How the hell do we get back from this?

Lights in the Sky


Strange lights in the sky on my run this morning.

Double-strange given it was cloudy.

Huffing along between home and the soccer fields, something lit up the street; flickering and flashing like an explosion, electric blue and omnipresent. It cast my shadow in a leaping, stuttering stop-motion in front of me.

I turned, but whatever caused it was gone. Heat lightning? Some distant transformer explosion? Impossible to tell. It struck again a few seconds later, and was accompanied this time by the flickering of the street lights and distant field lights of the soccer fields. And then the light stopped, and did not come again.

No big deal, I guess. When I got home there was no sign that the power had gone out. But what if it had gone out? For a few hours? For a day? A week?

What if the power went out and didn’t come back for years?

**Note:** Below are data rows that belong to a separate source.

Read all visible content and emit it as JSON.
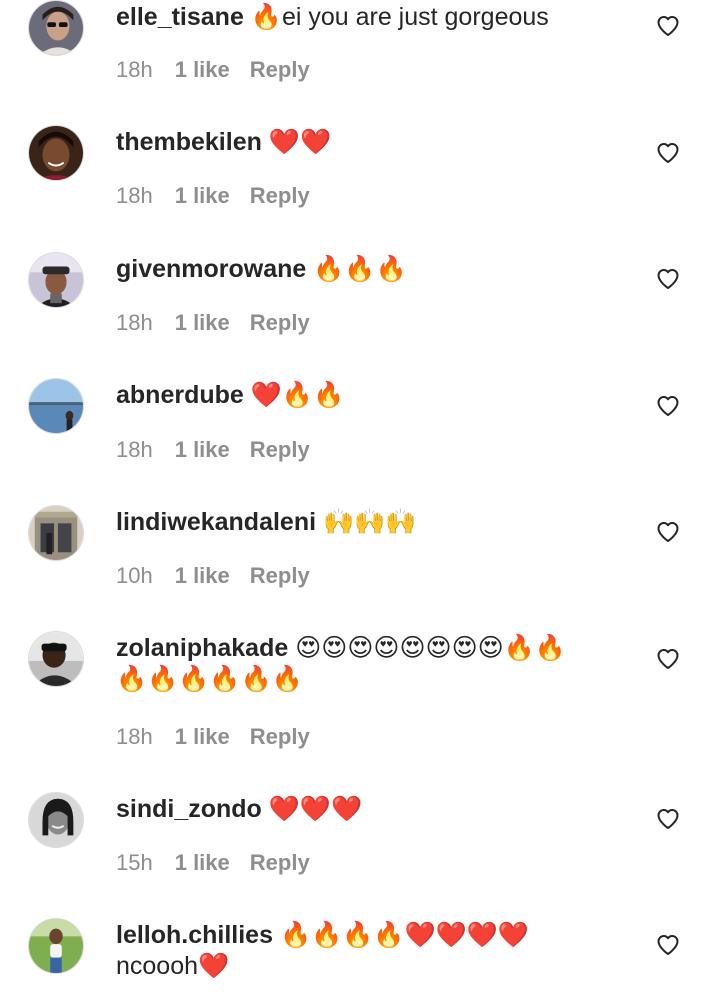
{
  "comments": [
    {
      "username": "elle_tisane",
      "text_lines": [
        "🔥ei you are just gorgeous"
      ],
      "time": "18h",
      "likes": "1 like",
      "reply": "Reply",
      "avatar_icon": "avatar-woman-sunglasses",
      "avatar_color": "#6b6b7a"
    },
    {
      "username": "thembekilen",
      "text_lines": [
        "❤️❤️"
      ],
      "time": "18h",
      "likes": "1 like",
      "reply": "Reply",
      "avatar_icon": "avatar-woman-smiling",
      "avatar_color": "#3a2418"
    },
    {
      "username": "givenmorowane",
      "text_lines": [
        "🔥🔥🔥"
      ],
      "time": "18h",
      "likes": "1 like",
      "reply": "Reply",
      "avatar_icon": "avatar-man-hat",
      "avatar_color": "#c9c3d8"
    },
    {
      "username": "abnerdube",
      "text_lines": [
        "❤️🔥🔥"
      ],
      "time": "18h",
      "likes": "1 like",
      "reply": "Reply",
      "avatar_icon": "avatar-sea-landscape",
      "avatar_color": "#5a88b8"
    },
    {
      "username": "lindiwekandaleni",
      "text_lines": [
        "🙌🙌🙌"
      ],
      "time": "10h",
      "likes": "1 like",
      "reply": "Reply",
      "avatar_icon": "avatar-building-entrance",
      "avatar_color": "#9a9080"
    },
    {
      "username": "zolaniphakade",
      "text_lines": [
        "😍😍😍😍😍😍😍😍🔥🔥",
        "🔥🔥🔥🔥🔥🔥"
      ],
      "time": "18h",
      "likes": "1 like",
      "reply": "Reply",
      "avatar_icon": "avatar-man-dark",
      "avatar_color": "#2a2a2a"
    },
    {
      "username": "sindi_zondo",
      "text_lines": [
        "❤️❤️❤️"
      ],
      "time": "15h",
      "likes": "1 like",
      "reply": "Reply",
      "avatar_icon": "avatar-woman-bw",
      "avatar_color": "#d8d8d8"
    },
    {
      "username": "lelloh.chillies",
      "text_lines": [
        "🔥🔥🔥🔥❤️❤️❤️❤️",
        "ncoooh❤️"
      ],
      "time": "",
      "likes": "",
      "reply": "",
      "avatar_icon": "avatar-woman-outdoor",
      "avatar_color": "#7fae4f"
    }
  ],
  "icons": {
    "like": "heart-outline-icon"
  },
  "colors": {
    "text": "#262626",
    "meta": "#8e8e8e",
    "heart_outline": "#262626"
  }
}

(I think there was a show based on this concept; one of those gritty dystopias that were so popular a few years ago.)

I wonder how life on the local level would be disrupted if we had to do without all our electronics, even for just a few days. Or how it would be for the country as a whole.

On the one hand, I almost think it’d be a welcome development. On the other, I don’t know if absolute utter chaos is a strong enough description.